Shares in WH Smith dropped on Wednesday despite the retailer reporting strong first-half trading within its Travel division.
At 922.5p per share, the FTSE 250 business was last dealing 3% lower in midweek trade.
Ongoing strength at Travel meant group revenues rose 3% in the six months to 28 February, to £951 million. Growth was 4% on a constant currencies basis.
Sales at its core division – which has stores in airports, rail stations and other transport hubs in 32 countries – rose 6% to £712 million, or 8% at stable currencies.
Meanwhile, High Street revenues dipped 7% to £239 million.
Trading profit at Travel rose 12% year on year, to £56 million, but across its High Street stores this plummeted 32% to £15 million.
As a consequence, group trading profit dipped to £71 million from £72 million previously.

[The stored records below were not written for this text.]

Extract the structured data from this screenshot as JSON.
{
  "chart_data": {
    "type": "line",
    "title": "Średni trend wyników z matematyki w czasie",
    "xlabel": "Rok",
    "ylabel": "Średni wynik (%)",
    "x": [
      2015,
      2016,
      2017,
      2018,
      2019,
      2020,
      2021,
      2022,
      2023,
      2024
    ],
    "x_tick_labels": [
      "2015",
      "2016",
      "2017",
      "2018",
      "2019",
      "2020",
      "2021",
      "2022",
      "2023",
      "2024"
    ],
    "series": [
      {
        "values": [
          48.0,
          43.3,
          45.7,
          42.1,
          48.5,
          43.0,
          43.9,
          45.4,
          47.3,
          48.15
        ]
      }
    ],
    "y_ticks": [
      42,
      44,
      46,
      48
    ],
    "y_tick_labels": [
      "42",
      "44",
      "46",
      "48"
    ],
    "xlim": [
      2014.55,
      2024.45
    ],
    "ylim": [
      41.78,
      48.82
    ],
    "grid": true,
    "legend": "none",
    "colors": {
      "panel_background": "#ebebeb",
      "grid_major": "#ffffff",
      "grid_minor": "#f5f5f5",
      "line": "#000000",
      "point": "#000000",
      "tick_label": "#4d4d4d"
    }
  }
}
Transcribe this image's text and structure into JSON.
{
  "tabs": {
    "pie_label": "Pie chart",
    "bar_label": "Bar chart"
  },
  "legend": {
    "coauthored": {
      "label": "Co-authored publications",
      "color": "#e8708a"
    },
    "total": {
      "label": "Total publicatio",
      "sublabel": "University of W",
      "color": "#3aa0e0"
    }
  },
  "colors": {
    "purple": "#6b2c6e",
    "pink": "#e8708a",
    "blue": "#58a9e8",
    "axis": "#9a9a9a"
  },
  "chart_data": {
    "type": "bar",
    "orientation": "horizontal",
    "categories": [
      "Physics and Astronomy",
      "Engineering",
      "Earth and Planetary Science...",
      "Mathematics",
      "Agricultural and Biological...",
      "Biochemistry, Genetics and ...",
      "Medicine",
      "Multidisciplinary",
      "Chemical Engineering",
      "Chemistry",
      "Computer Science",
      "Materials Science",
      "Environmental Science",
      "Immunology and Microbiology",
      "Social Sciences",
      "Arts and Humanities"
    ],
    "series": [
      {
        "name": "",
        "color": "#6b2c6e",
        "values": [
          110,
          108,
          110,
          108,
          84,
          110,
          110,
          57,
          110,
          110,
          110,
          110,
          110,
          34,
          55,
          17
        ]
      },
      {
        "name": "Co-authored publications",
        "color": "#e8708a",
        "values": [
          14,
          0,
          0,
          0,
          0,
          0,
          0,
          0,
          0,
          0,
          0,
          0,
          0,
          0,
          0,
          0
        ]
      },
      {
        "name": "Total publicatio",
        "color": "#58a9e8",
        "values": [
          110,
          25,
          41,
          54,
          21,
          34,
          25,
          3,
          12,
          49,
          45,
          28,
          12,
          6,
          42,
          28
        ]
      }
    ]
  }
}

Stripping out one-off items, profit before tax also dipped by £1 million, to £45 million.
The interim dividend rose to 11.3p per share from 11p last time out.
Going Places
Sales at WH Smith’s UK travel stores rose 7% in the first half, while in the US revenues were up 3%. Sales in its other international stores increased 11%.
The retailer generated just over half (54%) of revenues from its UK travel outlets in the first half. International expansion is front and centre of its growth plans, and it cut the ribbon on 26 new North America stores in the first half.
WH Smith plans to open 60 new stores globally this year, which will leave it with 10 net new stores after the planned closure of some 50 underperforming sites.
Its new outlet pipeline comprises of some 90 bases, of which 70 are in North America.
“Good First Half”
Chief executive Carl Cowling commented that “the group has had a good first half with consistent like-for-like growth across all our Travel businesses, and we are well-positioned for the peak summer trading period.”
He said that WH Smith’s second half had “started well,” noting that “we remain on track to deliver full year results in line with market expectations.”
Cowling added that “we are mindful of the increased level of geopolitical and economic uncertainty, however given the resilient nature of our business, we are well-positioned to benefit from the growth opportunities in global travel retail.”
Solid Progress
Russell Pointon, analyst at Edison, commented that WH Smith’s interims “reflect continued momentum in global travel retail, supported by recovering passenger volumes and structural shifts in consumer behaviour at transport hubs.”
He added that “the strength of the Travel division highlights the company’s strategic alignment with long-term trends in international mobility and airport infrastructure investment.”
The FTSE 250 firm found a buyer for its beleaguered High Street unit last month after putting it on the chopping block in January. Its 480 stores will be acquired by Modella Capital for £76 million as WH Smith continues its pivot towards travel hubs.
Pointon said that “looking ahead, [key areas] include progress in executing the North American growth strategy, the scalability of the one-stop-shop format across geographies, and the group’s ability to maintain margins and cash generation against a tricky geopolitical background.”
He noted that rising concerns over potential recession could impact travel demand, while adverse currency movements may also remain an issue for the company.